Ogni capo di abbigliamento che scegliamo e indossiamo ha causato, per essere prodotto e finire nell’armadio, un impatto sul pianeta. Ne siamo consapevoli? Non è una novità infatti che il settore del fashion sia tra i principali responsabili delle emissioni di CO2 e di altri gas a effetto serra, a livello globale. Tra l’utilizzo dell’acqua, il crescente uso di energia, l’uso delle tinture e dei materiali di origine animale, la sovrapproduzione di capi di abbigliamento, la moda ha un impronta di carbonio notevole. Ma se invece compro un capo di seconda mano, l’impatto diminuisce? Sembra proprio di sì.
Lo rileva il Rapporto sull’impatto climatico degli acquisti di seconda mano redatto da Vinted uno dei primi siti a promuovere il sistema di fare dell’usato la prima scelta. Un mercato che fino a pochi anni fa sembrava di “nicchia”, relegato nei mercatini vintage, ma che ora è esploso creando una community in continua crescita soprattutto tra i giovani. Segno tangibile che qualcosa sta cambiando sia nella percezione del prodotto moda, sia nell’attenzione per l’ambiente.
Uno su 5 compra solo capi second hand
Creata a Vilnius nel 2008, Vinted conta 30 milioni di utenti (oggi il marchio vale un miliardo di dollari). Ai ricercatori di Vaayu la piattaforma di monitoraggio del carbonio, i respondabili dell’azienda hanno chiesto di analizzare l’impatto sul clima legato all’acquisto di capi di abbigliamento di seconda mano su Vinted rispetto all’acquisto di nuovi nel 2021. Il campione a disposizione degli analisti era quello della intera community, quindi molto vasto.
Sono stati esaminate in tempo reale mezzo miliardo di transazioni avvenute attraverso l’app, mentre per capire il comportamento all’acquisto è stato condotto un sondaggio che ha coinvolto 350 mila utenti. Uno su 5 degli intervistati ha dichiarato che “la seconda scelta è diventata la scelta numero uno”, mentre un altro 20% di acquirenti e venditori hanno risposto di essere motivati da interessi ambientali e sociali.
453 mila tonnellate di CO2 è stato il totale di emissioni di carbonio risparmiate dalla piattaforma Vinted nel 2021. Per il calcolo sono state prese in considerazione le emissioni di carbonio dei prodotti venduti attraverso l’app, la frequenza con cui gli utenti hanno evitato l’acquisto di un capo nuovo e le emissioni di carbonio dovute alle consegne.
“Ricerche precedenti avevano dimostrato che prolungare anche di solo 9 mesi la vita dei capi d’abbigliamento può ridurre le emissioni di CO2 del 10%, ma ci sono pochi stuidi che fino adesso misuravano l’impatto che l’acquisto e la vendita su larga scala di capi d’abbigliamento di seconda mano ha sul clima”, hanno spiegato i dirigenti di Vinted.
Consegne e imballaggi
Sono i due punti complicati delle piattaforme di ecommerce. “Sappiamo guardando i risulatti del Rapporto di dover ridurre ulteriormente la nostra impronta operativa, incluse le emissioni legate alla spedizione e agli imballaggi” si legge nel report.
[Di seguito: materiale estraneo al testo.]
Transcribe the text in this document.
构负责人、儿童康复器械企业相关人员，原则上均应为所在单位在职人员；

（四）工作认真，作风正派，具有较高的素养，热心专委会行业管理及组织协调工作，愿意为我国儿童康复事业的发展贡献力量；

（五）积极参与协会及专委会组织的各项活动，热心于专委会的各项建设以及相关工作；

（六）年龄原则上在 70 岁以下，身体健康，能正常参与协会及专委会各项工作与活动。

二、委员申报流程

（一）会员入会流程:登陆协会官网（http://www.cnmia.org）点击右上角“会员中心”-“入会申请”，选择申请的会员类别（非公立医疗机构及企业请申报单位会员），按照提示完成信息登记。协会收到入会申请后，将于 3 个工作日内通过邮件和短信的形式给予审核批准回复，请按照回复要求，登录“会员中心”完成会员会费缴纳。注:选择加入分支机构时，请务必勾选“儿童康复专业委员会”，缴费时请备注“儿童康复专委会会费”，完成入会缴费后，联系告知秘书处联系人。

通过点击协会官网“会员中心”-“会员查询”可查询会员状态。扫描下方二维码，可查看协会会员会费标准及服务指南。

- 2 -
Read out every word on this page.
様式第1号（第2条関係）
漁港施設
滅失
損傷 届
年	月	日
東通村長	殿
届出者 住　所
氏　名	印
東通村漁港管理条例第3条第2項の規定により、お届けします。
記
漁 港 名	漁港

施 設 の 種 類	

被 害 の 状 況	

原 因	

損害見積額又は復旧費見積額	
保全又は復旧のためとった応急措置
La maggior parte degli intervistati (il 73% delle transazioni) ha comunque scelto di ricevere il proprio articolo in un punto di ritiro e consegna, invece che a domicilio riducendo le emissioni del 62%. Non solo. Il 30% di loro è andato a ritirare il suo acquisto a piedi. C’è poi la questione degli imballaggi. Utilizzando la confezione riutilizzabile (il 62%) e non quella monouso sono state evitate altre 17mila tonnellate di emissioni.
Economia e sostenibilità
Da Venezia l’appello per un’industria della moda sostenibile
di Fiammetta Cupellaro
Spiega Namrata Sandhu, Ceo e co-fondatore di Vaayu: “Siamo attualmente a un punto di svolta. Si prevede che il settore della moda genererà 2,1 miliardi di tonnellate di emissioni di carbonio nel 2030 e, sebbene questa minaccia urgente per il nostro pianeta possa essere ridotta attraverso modelli di business circolari, dobbiamo prima comprenderne l’impatto. Avendo messo a punto il più ampio dataset primario mai realizzato su acquisti online di seconda mano su scala, siamo oggi in grado di comprendere più approfonditamente il potenziale di risparmio di emissioni”.